Ocular lesions induced by long-term use of antimalarials

CQ or HCQ retinopathy is not the only ocular toxic effect induced by CQ derivatives, although the changes in the cornea, lens, and/or ciliary body are less common. Keratopathy (a form of drug-induced lipidosis) with subepithelial and intrastromal punctate deposits of non-metabolizable phospholipids can manifest as early as two to three weeks after the onset of administration of antimalarial drugs [11]. Epithelial and stromal edema can also develop. The pattern of corneal deposits can vary from diffuse punctate opacities to an aggregation of radial and whirling lines that converge and coalesce on a zone just beneath the centre of the cornea. It is noteworthy that these changes can reverse after cessation of the drug and infrequently result in reduced visual acuity, but patients may complain of halos around a light source and photophobia [11, 12].

Long-term administration of antimalarials rarely causes impaired accommodation and drug-induced ciliary muscle dysfunction is uncommon [11, 13].

Pathological changes in the lens with cataract development can also occur.

Retinal lesions have the most unfavorable visual prognosis. Retinal lesions induced by long-term administration of CQ manifest similar to those induced by long-term administration of HCQ, but the risk of developing the former lesions is higher. They differentiate between chloroquine maculopathy (with lesions only in the macular area) and chloroquine pigment retinopathy, with lesions throughout the retina. Of note is that ocular lesions are bilateral in these cases. At presentation, patients complain of reduced vision, distorted images, difficulty in reading, color vision changes, light flashes, photofobia and loss of central vision.
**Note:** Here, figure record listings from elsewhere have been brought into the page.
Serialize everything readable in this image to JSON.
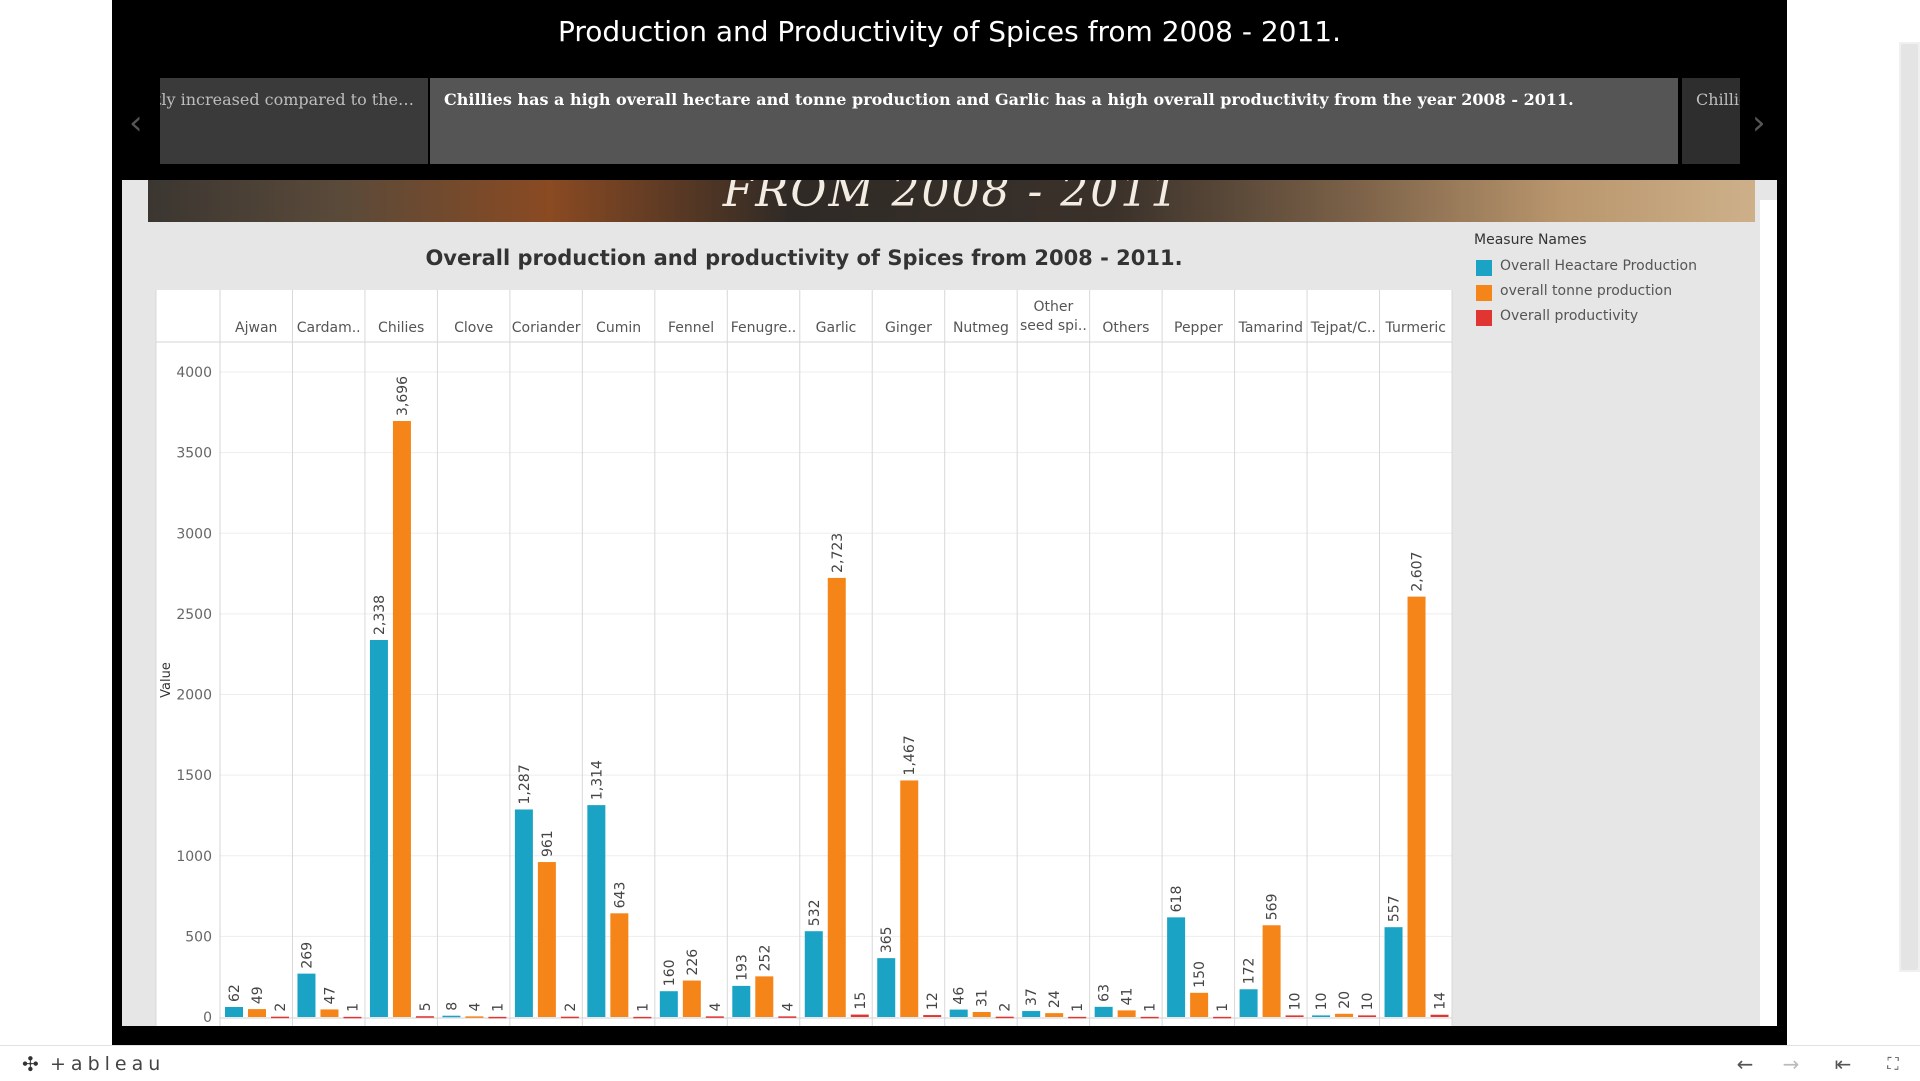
{
  "story": {
    "title": "Production and Productivity of Spices from 2008 - 2011.",
    "points": {
      "prev": "…ghtly increased compared to the",
      "current": "Chillies has a high overall hectare and tonne production and Garlic has a high overall productivity from the year 2008 - 2011.",
      "next": "Chillie…"
    },
    "banner_text": "FROM 2008 - 2011"
  },
  "icons": {
    "prev": "chevron-left-icon",
    "next": "chevron-right-icon",
    "undo": "arrow-left-icon",
    "redo": "arrow-right-icon",
    "revert": "revert-icon",
    "fullscreen": "fullscreen-icon",
    "logo": "tableau-logo-icon"
  },
  "glyphs": {
    "prev": "‹",
    "next": "›",
    "undo": "←",
    "redo": "→",
    "revert": "⇤",
    "fullscreen": "⛶",
    "logo": "✣"
  },
  "footer": {
    "brand": "+ableau"
  },
  "chart_data": {
    "type": "bar",
    "title": "Overall production and productivity of Spices from 2008 - 2011.",
    "ylabel": "Value",
    "xlabel": "",
    "ylim": [
      0,
      4000
    ],
    "yticks": [
      "0",
      "500",
      "1000",
      "1500",
      "2000",
      "2500",
      "3000",
      "3500",
      "4000"
    ],
    "ytick_values": [
      0,
      500,
      1000,
      1500,
      2000,
      2500,
      3000,
      3500,
      4000
    ],
    "categories": [
      "Ajwan",
      "Cardam..",
      "Chilies",
      "Clove",
      "Coriander",
      "Cumin",
      "Fennel",
      "Fenugre..",
      "Garlic",
      "Ginger",
      "Nutmeg",
      "Other seed spi..",
      "Others",
      "Pepper",
      "Tamarind",
      "Tejpat/C..",
      "Turmeric"
    ],
    "grid": true,
    "legend_position": "right",
    "legend_title": "Measure Names",
    "series": [
      {
        "name": "Overall Heactare Production",
        "color": "#1ba3c6",
        "values": [
          62,
          269,
          2338,
          8,
          1287,
          1314,
          160,
          193,
          532,
          365,
          46,
          37,
          63,
          618,
          172,
          10,
          557
        ],
        "labels": [
          "62",
          "269",
          "2,338",
          "8",
          "1,287",
          "1,314",
          "160",
          "193",
          "532",
          "365",
          "46",
          "37",
          "63",
          "618",
          "172",
          "10",
          "557"
        ]
      },
      {
        "name": "overall tonne production",
        "color": "#f58518",
        "values": [
          49,
          47,
          3696,
          4,
          961,
          643,
          226,
          252,
          2723,
          1467,
          31,
          24,
          41,
          150,
          569,
          20,
          2607
        ],
        "labels": [
          "49",
          "47",
          "3,696",
          "4",
          "961",
          "643",
          "226",
          "252",
          "2,723",
          "1,467",
          "31",
          "24",
          "41",
          "150",
          "569",
          "20",
          "2,607"
        ]
      },
      {
        "name": "Overall productivity",
        "color": "#e03531",
        "values": [
          2,
          1,
          5,
          1,
          2,
          1,
          4,
          4,
          15,
          12,
          2,
          1,
          1,
          1,
          10,
          10,
          14
        ],
        "labels": [
          "2",
          "1",
          "5",
          "1",
          "2",
          "1",
          "4",
          "4",
          "15",
          "12",
          "2",
          "1",
          "1",
          "1",
          "10",
          "10",
          "14"
        ]
      }
    ]
  }
}
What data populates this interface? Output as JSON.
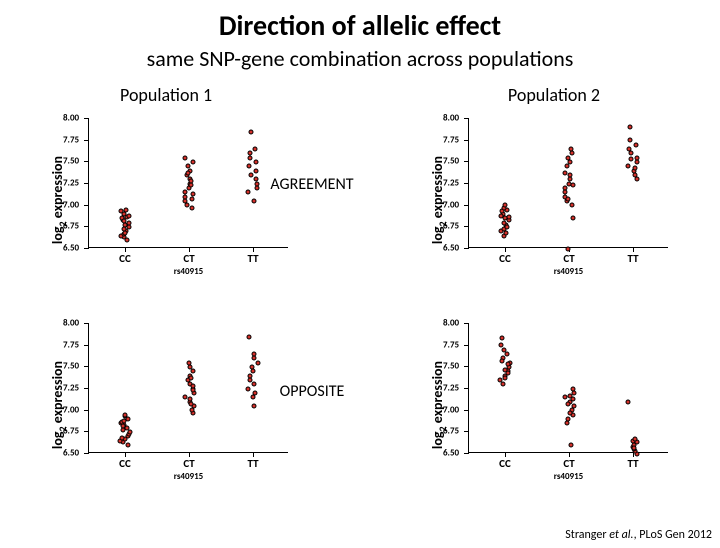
{
  "title": "Direction of allelic effect",
  "subtitle": "same SNP-gene combination across populations",
  "pop1_label": "Population 1",
  "pop2_label": "Population 2",
  "middle_labels": {
    "agreement": "AGREEMENT",
    "opposite": "OPPOSITE"
  },
  "ylabel_prefix": "log",
  "ylabel_sub": "2",
  "ylabel_suffix": " expression",
  "citation_author": "Stranger ",
  "citation_etal": "et al.",
  "citation_rest": ", PLoS Gen 2012",
  "point_color": "#d4312b",
  "point_border": "#000000",
  "plot_bg": "#ffffff",
  "yaxis": {
    "min": 6.5,
    "max": 8.0,
    "ticks": [
      6.5,
      6.75,
      7.0,
      7.25,
      7.5,
      7.75,
      8.0
    ],
    "tick_labels": [
      "6.50",
      "6.75",
      "7.00",
      "7.25",
      "7.50",
      "7.75",
      "8.00"
    ]
  },
  "xcats": [
    "CC",
    "CT",
    "TT"
  ],
  "xlabel": "rs40915",
  "panels": {
    "tl": {
      "data": {
        "CC": [
          6.68,
          6.7,
          6.72,
          6.75,
          6.78,
          6.8,
          6.82,
          6.85,
          6.88,
          6.9,
          6.92,
          6.95,
          6.65,
          6.98,
          7.0,
          6.73,
          6.87,
          6.93
        ],
        "CT": [
          7.02,
          7.05,
          7.1,
          7.15,
          7.2,
          7.25,
          7.3,
          7.35,
          7.4,
          7.45,
          7.5,
          7.12,
          7.28,
          7.42,
          7.55,
          7.6,
          7.18,
          7.33
        ],
        "TT": [
          7.1,
          7.2,
          7.25,
          7.3,
          7.4,
          7.5,
          7.55,
          7.6,
          7.65,
          7.7,
          7.9,
          7.35,
          7.45
        ]
      }
    },
    "tr": {
      "data": {
        "CC": [
          6.7,
          6.75,
          6.78,
          6.82,
          6.85,
          6.88,
          6.9,
          6.92,
          6.95,
          6.98,
          7.0,
          7.02,
          6.8,
          6.93,
          6.73,
          7.05
        ],
        "CT": [
          6.55,
          6.9,
          7.05,
          7.1,
          7.15,
          7.2,
          7.25,
          7.3,
          7.35,
          7.4,
          7.5,
          7.55,
          7.6,
          7.65,
          7.7,
          7.12,
          7.28,
          7.42
        ],
        "TT": [
          7.35,
          7.4,
          7.45,
          7.5,
          7.55,
          7.6,
          7.65,
          7.7,
          7.75,
          7.8,
          7.95,
          7.48,
          7.58
        ]
      }
    },
    "bl": {
      "data": {
        "CC": [
          6.68,
          6.7,
          6.72,
          6.75,
          6.78,
          6.8,
          6.82,
          6.85,
          6.88,
          6.9,
          6.92,
          6.95,
          6.65,
          6.98,
          7.0,
          6.73,
          6.87,
          6.93
        ],
        "CT": [
          7.02,
          7.05,
          7.1,
          7.15,
          7.2,
          7.25,
          7.3,
          7.35,
          7.4,
          7.45,
          7.5,
          7.12,
          7.28,
          7.42,
          7.55,
          7.6,
          7.18,
          7.33
        ],
        "TT": [
          7.1,
          7.2,
          7.25,
          7.3,
          7.4,
          7.5,
          7.55,
          7.6,
          7.65,
          7.7,
          7.9,
          7.35,
          7.45
        ]
      }
    },
    "br": {
      "data": {
        "CC": [
          7.35,
          7.4,
          7.45,
          7.5,
          7.55,
          7.6,
          7.65,
          7.7,
          7.75,
          7.8,
          7.88,
          7.48,
          7.58,
          7.42,
          7.52,
          7.62
        ],
        "CT": [
          6.9,
          6.95,
          7.0,
          7.05,
          7.1,
          7.15,
          7.2,
          7.25,
          7.3,
          7.02,
          7.12,
          7.22,
          7.18,
          6.65
        ],
        "TT": [
          6.55,
          6.58,
          6.6,
          6.63,
          6.65,
          6.68,
          6.62,
          6.7,
          6.72,
          7.15
        ]
      }
    }
  },
  "jitter_width": 0.28
}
A loss of foveal light reflex is an early ophthalmoscopic finding in chloroquine maculopathy. Premaculopathy consists of fine pigmentary stippling of the macula and loss of foveal reflex. It may progress to true retinopathy that usually consists of stippled hyperpigmentation of the macula, and is surrounded first by a clear zone of depigmentation and then by a second ring of pigment, giving a bull’s eye appearance. Macular RPE atrophy develops in severe maculopathy. Peripheral pigment deposits and retinal vessel narrowing are a late disease finding [11, 14]. The triggering event for retinopathy was proposed to be accumulation of lipid complexes in both neuronal (ganglion and bipolar) and glial cells in the retina [15]. This results in DNA toxicity and necrotic cell death. Other suspected mechanisms include an increase in intracellular pH (leading to abnormal cell surface reception) and a decrease in prostaglandin synthesis.


The reported case exemplifies possible ocular side effects in patients on long-term use of chloroquine or its derivatives. We believe that a baseline ocular examination performed at the commencement of therapy as well as follow-up screening is a must for such patients. Retinal lesions have the most unfavorable visual prognosis. Retinal toxicity manifestations are more severe in patients on chloroquine (Delagil) therapy than in those on hydroxychloroquine therapy.